The shocking story of how USA Gymnastics doctor Larry Nassar abused the girls and young women in his care is explored in Netflix’s grim new documentary
Wed 24 Jun 2020 13.47 BSTLast modified on Wed 24 Jun 2020 15.20 BST
There will be a lot to write about when this godforsaken era finally passes into the history books, but I hope the chroniclers will find space for at least a footnote somewhere to record the phenomenon of streamable documentaries as the early 21st century’s best method of delivering us from evil.
Athlete A (Netflix) lays out the story of how, after at least two decades of abusing the girls and young women under his care as the doctor for the women’s programme of USA Gymnastics, the national governing body for the sport, Larry Nassar was eventually caught. The title refers to Maggie Nichols, who reported her abuse to the authorities in 2015 and was dropped from the 2016 Olympic team shortly afterwards. She and her parents tell their story in the film.Advertisement
Marisa Kwiatkowski, an investigative reporter for the Indianapolis Star, was looking into the issue of the under-reporting of sexual abuse by schools, when one of her sources suggested doing the same for USA Gymnastics. The paper started doing so in August 2016 and the film cuts deftly between footage of the shiny, smiling Olympic team at the Rio Olympics that year and the evidence being uncovered by Kwiatkowski and fellow reporters Mark Alesia and Tim Evans, under the watchful eye of their editor Steve Berta.
When the story broke about the organisation’s policy of not passing on any complaints of sexual misconduct to the police (54 coaches had allegations made against them over 10 years), the former gymnast Rachael Denhollander sent the paper an email. She said they would probably be covering up for Larry Nassar, too.
Two more women – Jessica Howard and 2000 Olympian Jamie Dantzscher – got in touch independently. “We were stunned,” says Berta. And they got to work. It was the kind of work that required Evans to research among doctors whether there was any possible kind of injury a young gymnast could suffer that would require vaginal or anal digital penetration by her doctor as a routine procedure. There is not.
The film’s directors, Bonni Cohen and Jon Shenk, use the stories of the survivors (testimonies from victims eventually numbered in the hundreds) as the spine of the film. The victims’ suffering and courage leads to a wider exploration of the culture that enabled Nassar to operate with impunity, by showing that the problem does not lie with one monstrous man but spreads far wider.
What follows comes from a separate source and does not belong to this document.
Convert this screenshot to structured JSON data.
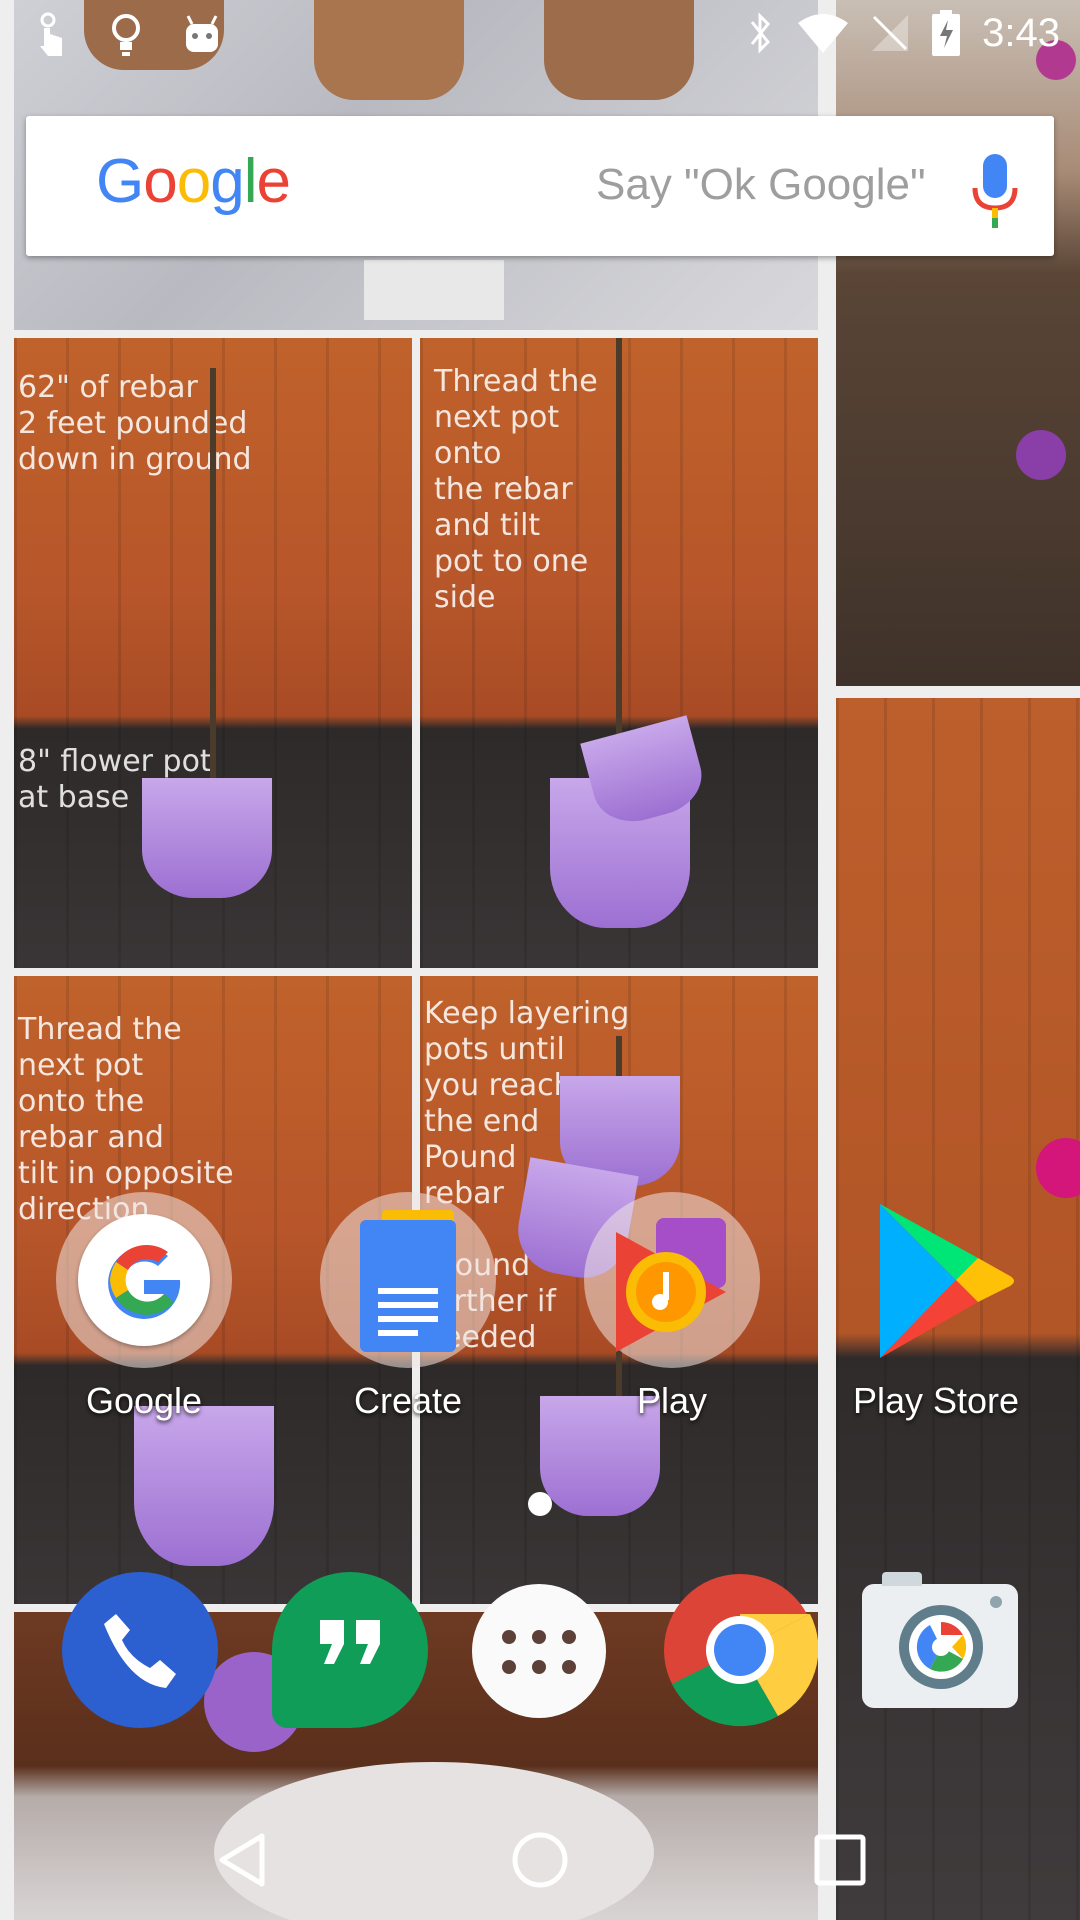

As ever, money was apparently a factor. According to his detractors, the president of USA Gymnastics, Steve Penny, prioritised the protection of a lucrative brand over addressing complaints through proper, public channels.
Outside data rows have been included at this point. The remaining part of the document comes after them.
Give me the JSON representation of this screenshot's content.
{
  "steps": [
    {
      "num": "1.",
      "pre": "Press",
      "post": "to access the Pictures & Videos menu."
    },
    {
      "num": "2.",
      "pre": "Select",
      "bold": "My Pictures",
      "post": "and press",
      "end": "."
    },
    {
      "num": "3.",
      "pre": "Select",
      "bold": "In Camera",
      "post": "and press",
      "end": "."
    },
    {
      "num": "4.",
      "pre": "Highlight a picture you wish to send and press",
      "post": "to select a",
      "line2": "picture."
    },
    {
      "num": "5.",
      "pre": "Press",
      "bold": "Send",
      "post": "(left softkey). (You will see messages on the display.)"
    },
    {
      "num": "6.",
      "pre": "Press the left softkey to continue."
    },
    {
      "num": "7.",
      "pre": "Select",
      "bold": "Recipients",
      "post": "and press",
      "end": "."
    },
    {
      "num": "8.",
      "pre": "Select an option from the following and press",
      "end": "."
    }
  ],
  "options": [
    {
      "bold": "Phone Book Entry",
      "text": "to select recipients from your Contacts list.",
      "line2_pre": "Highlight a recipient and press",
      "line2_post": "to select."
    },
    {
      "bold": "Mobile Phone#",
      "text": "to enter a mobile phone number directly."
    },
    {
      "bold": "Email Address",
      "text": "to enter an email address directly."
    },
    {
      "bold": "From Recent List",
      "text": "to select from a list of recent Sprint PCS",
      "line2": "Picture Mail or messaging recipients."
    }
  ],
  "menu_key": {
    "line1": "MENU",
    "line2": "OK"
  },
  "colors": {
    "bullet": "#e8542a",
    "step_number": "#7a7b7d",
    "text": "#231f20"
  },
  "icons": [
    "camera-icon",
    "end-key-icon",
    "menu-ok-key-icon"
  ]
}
But perhaps of even more use to Nassar was what former gymnasts now consider to have been a physically and emotionally abusive training regime under Béla and Márta Károlyi. They had honed what were widely felt in the gymnastics community to be merciless methods under the Ceaușescu regime and defected to the west to capitalise on the 1976 Olympic success of their most famous “product”, Nadia Comăneci. The girls were perfect fodder for a predator like Nassar, seemingly the only friendly adult in their highly constrained lives.
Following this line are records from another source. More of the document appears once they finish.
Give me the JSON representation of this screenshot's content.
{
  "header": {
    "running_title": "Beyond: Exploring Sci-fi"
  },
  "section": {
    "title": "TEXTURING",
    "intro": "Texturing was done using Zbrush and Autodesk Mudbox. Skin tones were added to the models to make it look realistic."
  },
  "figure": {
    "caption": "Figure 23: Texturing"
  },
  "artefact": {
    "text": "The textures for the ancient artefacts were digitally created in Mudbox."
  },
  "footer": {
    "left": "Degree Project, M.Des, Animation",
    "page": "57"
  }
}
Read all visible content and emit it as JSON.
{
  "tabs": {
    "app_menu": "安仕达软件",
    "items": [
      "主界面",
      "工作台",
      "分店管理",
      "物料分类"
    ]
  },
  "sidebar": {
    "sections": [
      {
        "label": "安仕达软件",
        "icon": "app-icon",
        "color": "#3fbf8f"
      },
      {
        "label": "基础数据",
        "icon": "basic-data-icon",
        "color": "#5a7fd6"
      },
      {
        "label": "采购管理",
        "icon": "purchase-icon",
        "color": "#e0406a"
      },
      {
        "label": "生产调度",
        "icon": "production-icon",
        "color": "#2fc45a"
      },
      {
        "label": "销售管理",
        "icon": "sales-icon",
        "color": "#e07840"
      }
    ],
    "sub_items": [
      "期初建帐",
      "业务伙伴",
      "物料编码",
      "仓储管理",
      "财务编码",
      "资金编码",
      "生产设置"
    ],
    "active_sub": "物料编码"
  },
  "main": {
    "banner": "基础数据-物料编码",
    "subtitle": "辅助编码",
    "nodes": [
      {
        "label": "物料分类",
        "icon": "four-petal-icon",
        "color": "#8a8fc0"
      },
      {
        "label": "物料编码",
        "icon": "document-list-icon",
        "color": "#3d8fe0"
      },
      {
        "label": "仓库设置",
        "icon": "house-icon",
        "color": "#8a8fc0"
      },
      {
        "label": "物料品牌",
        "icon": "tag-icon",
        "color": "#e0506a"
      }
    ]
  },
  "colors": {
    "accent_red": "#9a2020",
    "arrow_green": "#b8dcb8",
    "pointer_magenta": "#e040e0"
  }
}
Blind eyes, tacit acceptance of the status quo and complicity seemed to be everywhere, the perfect storm that gathered with the girls at the centre of it. Eventually, the public scandal led to Nassar’s conviction, with more than 260 women and girls saying they were assaulted by him. He will spend the rest of his life in prison.
Like other documentaries such as Surviving R Kelly, Leaving Neverland, Untouchable (about Harvey Weinstein), Jeffrey Epstein: Filthy Rich and others before it, Athlete A makes you wonder. About the concentric rings of protection that evildoers are able to build so effortlessly around themselves. About what the world would be like if so much joy, energy and innocence were not sapped from it by men who feel entitled to destroy it to sate their own personal appetites. About why so many of these documentaries are also about the chance formation, at last, of an unbroken chain of good people who insist on seeing justice done instead of the smooth operation of a system unfit for purpose.
Above all, though, it makes you wonder about men and power – does it corrupt, or do the corrupt seek it for further gratification of their desires? And why are they so willing to protect each other, however high the toll of misery paid by their victims.